WaterBridge Outreach: Books + Water is a charitable organization that is dedicated to donating books in English and local languages, and also focuses on funding clean water and sanitation initiatives in some of the most disadvantaged communities in the world. We carried out an exclusive interview with Corinne Robson who is Projects Manager at WaterBridge Outreach: Books + Water, to learn more about the life changing work being carried out by this inspiring charity.
Hi Corinne and welcome to e-Books India! We’re thrilled to have you join us for this interview. Could you please start off by telling us a bit about WaterBridge Outreach: Books + Water?
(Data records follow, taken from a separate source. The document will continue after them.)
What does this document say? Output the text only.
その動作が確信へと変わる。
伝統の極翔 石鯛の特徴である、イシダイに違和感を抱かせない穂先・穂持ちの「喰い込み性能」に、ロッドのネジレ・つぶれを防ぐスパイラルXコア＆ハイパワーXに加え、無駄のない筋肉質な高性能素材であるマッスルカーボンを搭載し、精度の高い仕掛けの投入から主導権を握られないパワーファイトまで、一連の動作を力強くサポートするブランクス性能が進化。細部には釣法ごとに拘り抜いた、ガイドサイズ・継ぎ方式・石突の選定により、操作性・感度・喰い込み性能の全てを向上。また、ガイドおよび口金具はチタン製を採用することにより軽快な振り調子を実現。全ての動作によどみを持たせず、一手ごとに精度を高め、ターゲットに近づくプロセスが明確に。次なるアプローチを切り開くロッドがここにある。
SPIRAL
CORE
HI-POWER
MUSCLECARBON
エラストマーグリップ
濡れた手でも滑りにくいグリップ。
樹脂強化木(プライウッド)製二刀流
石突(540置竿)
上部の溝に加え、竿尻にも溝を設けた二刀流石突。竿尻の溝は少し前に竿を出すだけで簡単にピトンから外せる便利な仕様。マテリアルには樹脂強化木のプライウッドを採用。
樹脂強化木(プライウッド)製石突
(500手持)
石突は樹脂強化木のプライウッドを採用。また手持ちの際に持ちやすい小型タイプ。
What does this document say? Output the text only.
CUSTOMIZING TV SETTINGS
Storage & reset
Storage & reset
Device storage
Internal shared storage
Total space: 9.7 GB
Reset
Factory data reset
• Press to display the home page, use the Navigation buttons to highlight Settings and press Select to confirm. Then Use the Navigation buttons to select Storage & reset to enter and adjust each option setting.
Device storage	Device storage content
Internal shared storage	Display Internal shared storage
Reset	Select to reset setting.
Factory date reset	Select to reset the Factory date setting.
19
When was the organization formed and why was it created?
WaterBridge Outreach: Books + Water (www.waterbridgeoutreach.org) is a California 501(c)(3) (non profit) organization that works to provide multicultural books to schools and libraries in developing countries, while also engaging with local communities in these countries to provide the clean water and sanitation that are essential to the infrastructure for education and literacy projects.
We are very much a grassroots organization and seek to promote multicultural literacy, education, and development that will make a long term impact, one book and one water project at a time, while building effective partnerships with local communities. Our work takes place in various countries including India, Tanzania, Haiti, the Philippines, Malaysia and Pakistan.
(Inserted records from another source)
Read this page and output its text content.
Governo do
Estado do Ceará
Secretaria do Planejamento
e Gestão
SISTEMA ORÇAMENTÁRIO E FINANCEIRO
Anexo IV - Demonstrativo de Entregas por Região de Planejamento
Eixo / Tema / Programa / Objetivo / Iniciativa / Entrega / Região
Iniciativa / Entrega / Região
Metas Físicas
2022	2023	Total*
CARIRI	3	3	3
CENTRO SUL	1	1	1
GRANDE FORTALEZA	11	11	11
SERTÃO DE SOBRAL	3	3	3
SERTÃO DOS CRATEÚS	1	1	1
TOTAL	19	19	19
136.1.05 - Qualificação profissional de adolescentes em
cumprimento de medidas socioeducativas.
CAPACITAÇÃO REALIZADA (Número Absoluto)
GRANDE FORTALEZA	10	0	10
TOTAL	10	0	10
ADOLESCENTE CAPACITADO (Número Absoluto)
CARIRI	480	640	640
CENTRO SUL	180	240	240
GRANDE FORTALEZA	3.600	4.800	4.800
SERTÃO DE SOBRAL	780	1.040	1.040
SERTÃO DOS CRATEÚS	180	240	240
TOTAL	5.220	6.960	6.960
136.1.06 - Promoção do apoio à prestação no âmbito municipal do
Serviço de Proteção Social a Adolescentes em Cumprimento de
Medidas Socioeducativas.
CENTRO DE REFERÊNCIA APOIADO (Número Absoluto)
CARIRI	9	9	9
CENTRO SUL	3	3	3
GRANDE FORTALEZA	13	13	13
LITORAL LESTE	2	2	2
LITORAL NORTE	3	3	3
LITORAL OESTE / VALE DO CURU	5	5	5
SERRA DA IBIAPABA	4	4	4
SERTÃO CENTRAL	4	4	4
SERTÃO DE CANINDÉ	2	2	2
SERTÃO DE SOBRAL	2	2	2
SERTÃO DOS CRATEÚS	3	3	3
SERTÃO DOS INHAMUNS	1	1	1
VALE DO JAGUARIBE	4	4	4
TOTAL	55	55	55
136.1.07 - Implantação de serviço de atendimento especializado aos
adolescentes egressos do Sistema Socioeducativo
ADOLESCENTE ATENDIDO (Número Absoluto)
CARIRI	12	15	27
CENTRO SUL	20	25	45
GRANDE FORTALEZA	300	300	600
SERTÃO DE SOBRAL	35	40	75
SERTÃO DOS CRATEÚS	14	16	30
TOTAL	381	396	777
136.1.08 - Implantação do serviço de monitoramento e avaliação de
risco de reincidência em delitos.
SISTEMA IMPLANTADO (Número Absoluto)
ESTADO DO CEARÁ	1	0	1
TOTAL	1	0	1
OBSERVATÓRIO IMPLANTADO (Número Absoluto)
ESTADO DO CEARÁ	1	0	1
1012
WaterBridge Outreach: Books + Water (WBO) grew out of the former PaperTigers.org, an internationally recognized website about books in English for young readers that worked over a period of 11 years to bridge cultures and open minds, promoting a greater understanding and empathy among young people from different backgrounds, countries, and ethnicities. From its inception WBO has had two purposes: first, to find various ways of putting books in the hands of young readers in the hope that they will inspire and educate lifelong readers; second, to fund the development of water projects that will provide the children and communities where books are donated with access to clean drinking water and sanitation.
Can you please tell us about the core activities of WaterBridge Outreach: Books + Water?
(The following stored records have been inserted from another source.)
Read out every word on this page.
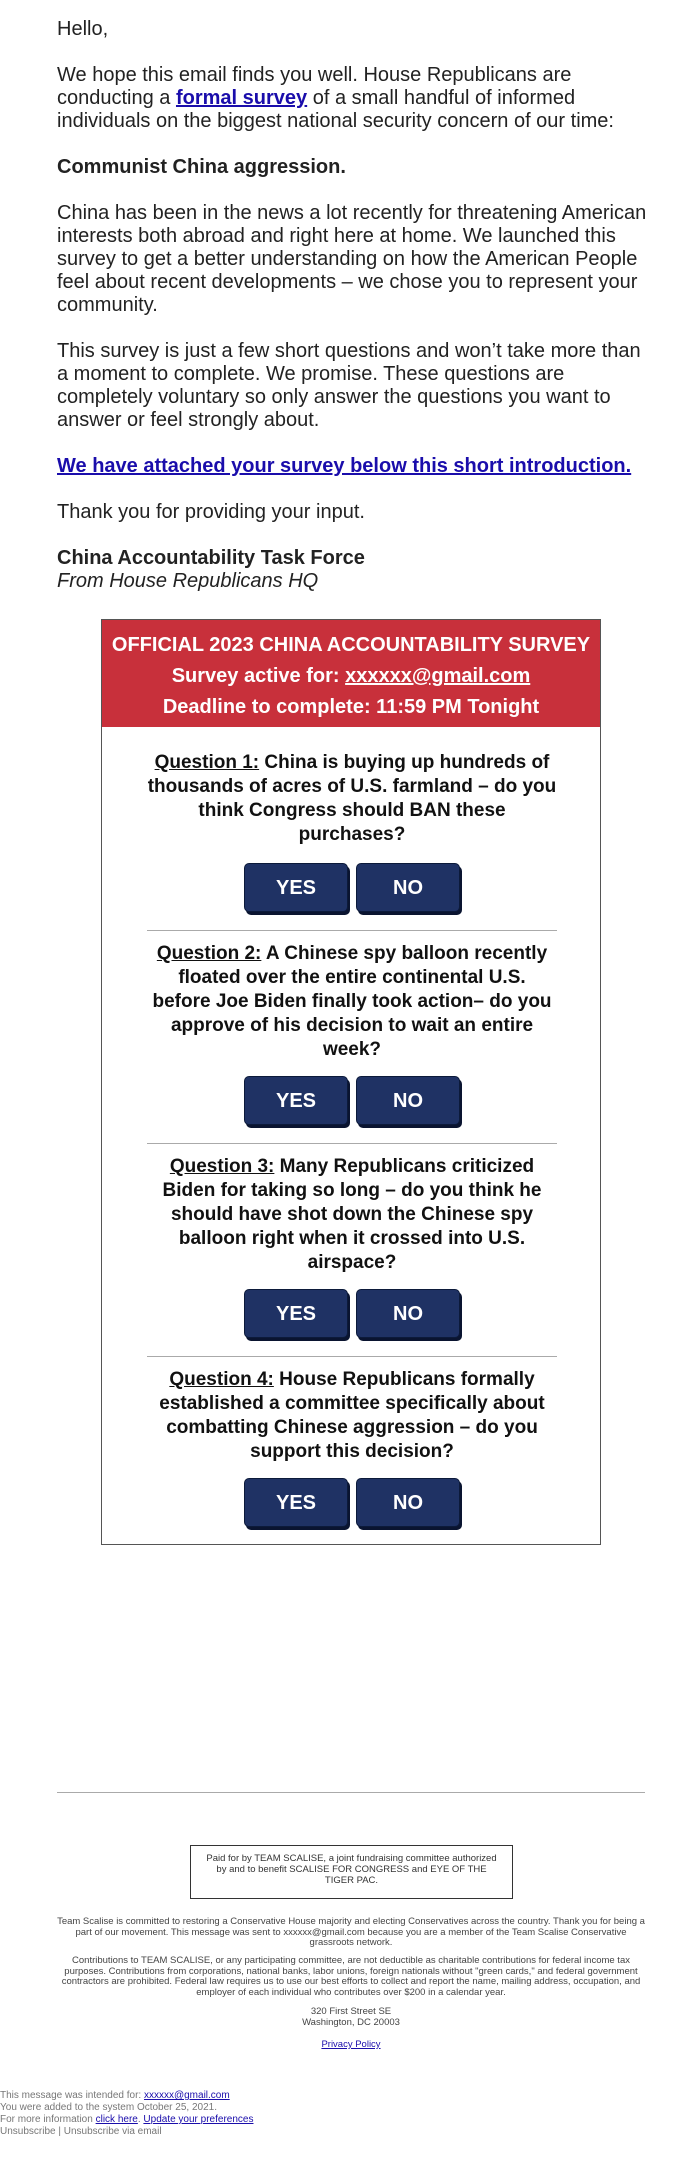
Hello,

We hope this email finds you well. House Republicans are conducting a formal survey of a small handful of informed individuals on the biggest national security concern of our time:

Communist China aggression.

China has been in the news a lot recently for threatening American interests both abroad and right here at home. We launched this survey to get a better understanding on how the American People feel about recent developments – we chose you to represent your community.

This survey is just a few short questions and won’t take more than a moment to complete. We promise. These questions are completely voluntary so only answer the questions you want to answer or feel strongly about.

We have attached your survey below this short introduction.

Thank you for providing your input.

China Accountability Task Force
From House Republicans HQ

OFFICIAL 2023 CHINA ACCOUNTABILITY SURVEY
Survey active for: xxxxxx@gmail.com
Deadline to complete: 11:59 PM Tonight
Question 1: China is buying up hundreds of thousands of acres of U.S. farmland – do you think Congress should BAN these purchases?
YES	NO
Question 2: A Chinese spy balloon recently floated over the entire continental U.S. before Joe Biden finally took action– do you approve of his decision to wait an entire week?
YES	NO
Question 3: Many Republicans criticized Biden for taking so long – do you think he should have shot down the Chinese spy balloon right when it crossed into U.S. airspace?
YES	NO
Question 4: House Republicans formally established a committee specifically about combatting Chinese aggression – do you support this decision?
YES	NO
Paid for by TEAM SCALISE, a joint fundraising committee authorized by and to benefit SCALISE FOR CONGRESS and EYE OF THE TIGER PAC.
Team Scalise is committed to restoring a Conservative House majority and electing Conservatives across the country. Thank you for being a part of our movement. This message was sent to xxxxxx@gmail.com because you are a member of the Team Scalise Conservative grassroots network.
Contributions to TEAM SCALISE, or any participating committee, are not deductible as charitable contributions for federal income tax purposes. Contributions from corporations, national banks, labor unions, foreign nationals without "green cards," and federal government contractors are prohibited. Federal law requires us to use our best efforts to collect and report the name, mailing address, occupation, and employer of each individual who contributes over $200 in a calendar year.
320 First Street SE
Washington, DC 20003
Privacy Policy
This message was intended for: xxxxxx@gmail.com
You were added to the system October 25, 2021.
For more information click here. Update your preferences
Unsubscribe | Unsubscribe via email
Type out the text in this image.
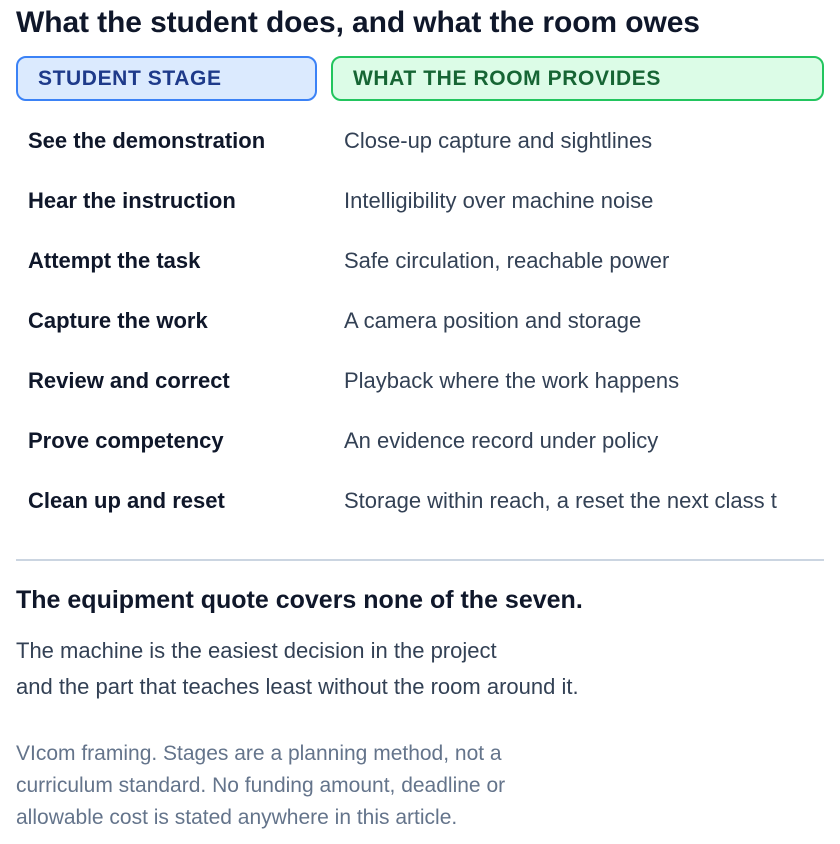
What the student does, and what the room owes
STUDENT STAGE	WHAT THE ROOM PROVIDES
See the demonstration	Close-up capture and sightlines
Hear the instruction	Intelligibility over machine noise
Attempt the task	Safe circulation, reachable power
Capture the work	A camera position and storage
Review and correct	Playback where the work happens
Prove competency	An evidence record under policy
Clean up and reset	Storage within reach, a reset the next class t
The equipment quote covers none of the seven.
The machine is the easiest decision in the project
and the part that teaches least without the room around it.
VIcom framing. Stages are a planning method, not a
curriculum standard. No funding amount, deadline or
allowable cost is stated anywhere in this article.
Since the physical possibilities of WBO are limited, our core activities have been, and are now, always evolving in accordance with resources and needs:
- Book Projects – we have provided books and literacy materials (in English and local languages) to participants in the program as well as the funding of several mobile libraries that provide underserved children in remote areas access to reading materials.
- Water Projects – funding clean water and sanitation projects such as bore well and hand pump systems, reverse osmosis systems, the construction of school washrooms and rain catchment systems in poor, rural areas.
What is your role at WaterBridge Outreach: Books + Water? Please tell us about some of your team members and their roles.
I am the Projects Manager for WBO and my multifaceted role includes maintaining and updating the website and Facebook page with information on projects, selecting books in previous years to be sent to recipients/partner organizations, corresponding with and managing information of recipients and partners, tracking the charitable contributions we receive and thanking donors, and serving as an assistant to the Executive Director.
Our Executive Director is Dr. Peter Coughlan, who is responsible for its mission and operations. Dr. Barbara Bundy is WBO’s Books + Education Outreach Coordinator and heads up the team that has selected the sets of multicultural books in English that WaterBridge Outreach has donated each year as well as gathering feedback on how the books were used. Barbara has written a number of informative and interesting reports about this on our website. This year we are discontinuing the mailing of books, but still seeking to work in various ways with the schools and libraries we have been in contact with and we will continue to present this work on the website.
Gail Tsukiyama, Writers for WaterBridge Outreach Coordinator, is an internationally recognized award winning author who heads up our Writers for WaterBridge Outreach team. This is a team of high profile authors who believe that funding books, clean water, and sanitation projects in areas of need is vital to promote literacy, education and development.
Last fall Gail and author Karen Joy Fowler went to Kearney, Nebraska where they spoke at our first Writers for WaterBridge Outreach: Books + Water fundraising event, in conjunction with the Kearney Library Author Speakers Series. This event launched an important new Writers for WBO Book Project, publishing books in the native language of communities where there is limited teaching and learning resources, and where having any access to books is especially difficult. In a recent post on the WBO website Gail reported on our Inaugural Writers for WaterBridge Outreach Event and said, “Our first book project was funding the production of 8,000 booklets in Kiswahili, the lingua franca of East Africa, working in close collaboration with Melissa Queyquep of The Foundation for Tomorrow (TFFT) in Arusha, Tanzania. It has proven to be a wonderful collaboration. I can’t think of a better fit than for writers to put books in the hands of young readers, especially where there are no libraries in primary schools, and in most government secondary schools.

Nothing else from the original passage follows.